Collection 

Technologies for disaster risk management and resilience

Submission status
Closed
Submission deadline

Natural and man-made disasters have significant social, economic, and environmental impact. In 2015, the United Nations formally recognised, through the Sendai Framework for Disaster Risk Reduction 2015-2030, the need for international cooperation toward reducing disaster risk, and loss of lives, livelihoods, and health. Along with the Sustainable Development Goals and the Paris Agreement, the Sendai Framework underlines the importance of science and technology in accelerating all aspects of disaster risk reduction, and calls for international cooperation and global partnership among scientific and technological communities to extend critical knowledge, in order to prevent and mitigate future disasters, and develop strategies for effective disaster risk management, response, recovery, and resilience.

In the spirit of the Sendai Framework, this collection aims to gather the latest technological advances aimed towards measuring and anticipating the effects of future hazards. We will consider research in the fields of engineering, robotics, remote sensing, forecasting, and data science, and papers that focus on reducing our exposure and susceptibility, ensuring sustainable land and environmental management, improving preparedness for disruptive events, and raising resilience.

Hurricane Florence over the Atlantics close to the US coast, viewed from the space station. Gaping eye of a category 4 hurricane. Elements of this image furnished by NASA. - stock photo

Editors

Dina D’Ayala is Professor of Structural Engineering at UCL, UK, where she co-heads the EPICentre, Interdisciplinary Centre for Natural Hazards Resilience. Her research currently focuses on holistic measures for enhancing the performance of structures and infrastructure in multi-hazard environments, with particular interest on school and transport infrastructure, to create safer communities. She leads the UNESCO Chair in Disaster Risk Reduction and Resilience Engineering, a programme aimed at creating a global culture of resilience engineering and to provide locally tailored guidance to improve school and transport infrastructure resilience at scale. She advises the World Bank and UK government on technical issues in this field. She is a Director of the International Association of Earthquake Engineering, Associate Editor of the Bulletin of Earthquake Engineering.

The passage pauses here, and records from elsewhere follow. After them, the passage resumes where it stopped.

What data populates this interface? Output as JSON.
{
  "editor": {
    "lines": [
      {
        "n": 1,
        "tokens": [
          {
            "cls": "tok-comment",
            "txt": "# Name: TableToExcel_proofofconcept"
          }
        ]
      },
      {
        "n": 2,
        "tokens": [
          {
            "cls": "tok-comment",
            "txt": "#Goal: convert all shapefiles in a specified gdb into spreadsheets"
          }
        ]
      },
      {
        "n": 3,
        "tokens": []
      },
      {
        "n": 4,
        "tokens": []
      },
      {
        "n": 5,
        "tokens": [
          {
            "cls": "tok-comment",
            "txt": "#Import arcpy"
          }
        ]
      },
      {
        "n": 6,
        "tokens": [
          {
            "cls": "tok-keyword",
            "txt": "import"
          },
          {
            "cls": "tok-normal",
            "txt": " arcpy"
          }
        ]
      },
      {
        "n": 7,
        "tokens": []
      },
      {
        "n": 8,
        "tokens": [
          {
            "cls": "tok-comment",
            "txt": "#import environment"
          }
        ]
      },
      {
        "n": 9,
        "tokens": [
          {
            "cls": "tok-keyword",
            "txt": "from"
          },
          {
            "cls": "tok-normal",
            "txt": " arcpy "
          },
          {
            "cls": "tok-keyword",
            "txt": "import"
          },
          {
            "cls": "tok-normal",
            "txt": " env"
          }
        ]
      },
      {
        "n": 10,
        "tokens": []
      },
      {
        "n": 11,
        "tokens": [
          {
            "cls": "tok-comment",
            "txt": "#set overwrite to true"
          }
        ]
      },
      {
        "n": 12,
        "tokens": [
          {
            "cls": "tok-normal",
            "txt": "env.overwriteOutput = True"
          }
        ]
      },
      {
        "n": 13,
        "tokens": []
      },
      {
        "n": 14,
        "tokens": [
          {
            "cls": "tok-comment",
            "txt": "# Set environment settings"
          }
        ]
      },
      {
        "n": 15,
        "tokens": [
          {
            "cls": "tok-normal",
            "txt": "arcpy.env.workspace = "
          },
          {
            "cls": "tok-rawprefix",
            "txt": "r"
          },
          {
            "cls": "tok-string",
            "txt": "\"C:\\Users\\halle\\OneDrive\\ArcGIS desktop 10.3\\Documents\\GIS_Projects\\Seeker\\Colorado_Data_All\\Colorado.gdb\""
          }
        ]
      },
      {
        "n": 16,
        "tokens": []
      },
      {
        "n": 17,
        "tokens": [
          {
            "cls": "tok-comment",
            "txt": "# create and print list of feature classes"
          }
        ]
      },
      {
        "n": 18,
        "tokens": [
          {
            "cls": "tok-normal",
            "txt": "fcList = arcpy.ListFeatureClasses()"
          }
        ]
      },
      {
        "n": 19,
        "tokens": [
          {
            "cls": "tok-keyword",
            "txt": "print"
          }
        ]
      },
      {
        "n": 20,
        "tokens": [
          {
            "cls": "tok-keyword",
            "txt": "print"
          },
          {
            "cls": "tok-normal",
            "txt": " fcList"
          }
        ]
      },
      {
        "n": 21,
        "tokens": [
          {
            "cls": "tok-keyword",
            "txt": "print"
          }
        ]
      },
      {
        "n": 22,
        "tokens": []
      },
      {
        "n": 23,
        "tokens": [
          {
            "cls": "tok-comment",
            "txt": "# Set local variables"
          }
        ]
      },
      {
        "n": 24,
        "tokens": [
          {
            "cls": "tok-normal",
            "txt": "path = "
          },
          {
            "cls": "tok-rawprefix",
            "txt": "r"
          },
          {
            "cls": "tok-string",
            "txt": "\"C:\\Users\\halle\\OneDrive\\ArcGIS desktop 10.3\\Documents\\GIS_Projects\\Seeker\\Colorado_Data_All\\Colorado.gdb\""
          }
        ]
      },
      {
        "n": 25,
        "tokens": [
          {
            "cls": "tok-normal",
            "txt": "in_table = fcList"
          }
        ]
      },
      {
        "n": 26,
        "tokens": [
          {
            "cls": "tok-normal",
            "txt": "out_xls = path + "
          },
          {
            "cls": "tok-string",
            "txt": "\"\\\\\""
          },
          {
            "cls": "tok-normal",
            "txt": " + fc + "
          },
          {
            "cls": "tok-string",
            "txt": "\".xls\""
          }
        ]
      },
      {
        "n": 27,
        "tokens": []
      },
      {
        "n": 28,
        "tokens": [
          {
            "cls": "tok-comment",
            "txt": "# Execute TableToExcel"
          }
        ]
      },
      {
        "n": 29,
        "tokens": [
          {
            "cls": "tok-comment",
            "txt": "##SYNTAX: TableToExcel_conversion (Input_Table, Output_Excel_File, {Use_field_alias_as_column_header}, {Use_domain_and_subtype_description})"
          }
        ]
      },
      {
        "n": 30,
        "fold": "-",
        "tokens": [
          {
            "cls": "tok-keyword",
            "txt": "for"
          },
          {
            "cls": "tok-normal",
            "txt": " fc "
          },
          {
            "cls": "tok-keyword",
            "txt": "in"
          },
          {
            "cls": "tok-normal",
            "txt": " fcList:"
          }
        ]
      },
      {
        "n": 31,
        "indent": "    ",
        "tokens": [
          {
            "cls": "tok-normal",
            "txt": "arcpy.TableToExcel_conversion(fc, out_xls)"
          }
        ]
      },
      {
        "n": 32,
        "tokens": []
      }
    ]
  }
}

Prof D’Ayala joined Scientific Reports as an Editorial Board Member in 2021.

You Dong is an Assistant Professor of structural engineering at the Department of CEE of Hong Kong Polytechnic University. He obtained his PhD degree from Lehigh University. He has published 60 journal papers, refereed proceedings, and invited keynotes. Dr. Dong serves as a committee member of the ASCE- SEI Technical Council on Life-Cycle Performance, Safety, Reliability and Risk of Structural Systems and Multi-Hazard Mitigation. He has been awarded several international awards, such as the Young Scholar Award from the IABMAS. His research mainly focuses on the development of the next generation of AI-empowered civil and marine structures, incorporating risk, resilience, and sustainability in a life-cycle context. Dr Dong joined Scientific Reports as an Editorial Board Member in 2021.

 

Fangxin Fang is a senior research fellow at Imperial College, and executive manager of data assimilation laboratory at the Data Science Institute, Imperial. She leads the research on advanced computational tools and data science technologies that can help us to manage a safe, comfortable and healthy environment. Her main original contributions center on cutting edge techniques of predictive modelling (machine learning, and data assimilation techniques, reduced order modelling, adaptive observation), where the work is at the forefront of data centric modelling. The applications are mainly focus ocean, atmospheric, multiphase flows and environmental problems. Fang and her group first applied deep learning techniques to real-time spatio-temporal prediction of nonlinear fluid flows. Applications of advanced data-centre modelling techniques will be renewable energy, weather prediction, pollution forecasting and coastal engineering. Dr Fang joined Scientific Reports as an Editorial Board Member in 2021.

 

Heidi Kreibich is Head of the working group “Flood risk and climate adaptation” at the German Research Centre for Geosciences and Senior Lecturer at the Humboldt-Universität zu Berlin. Additionally, she is chair of the Panta Rhei initiative of the International Association of Hydrological Sciences (IAHS). Her research is focused on flood risk modelling, vulnerability analysis and loss modelling, climate adaptation and risk management as well as multi risk assessments. PD Dr Kreibich joined Scientific Reports as an Editorial Board Member in 2021.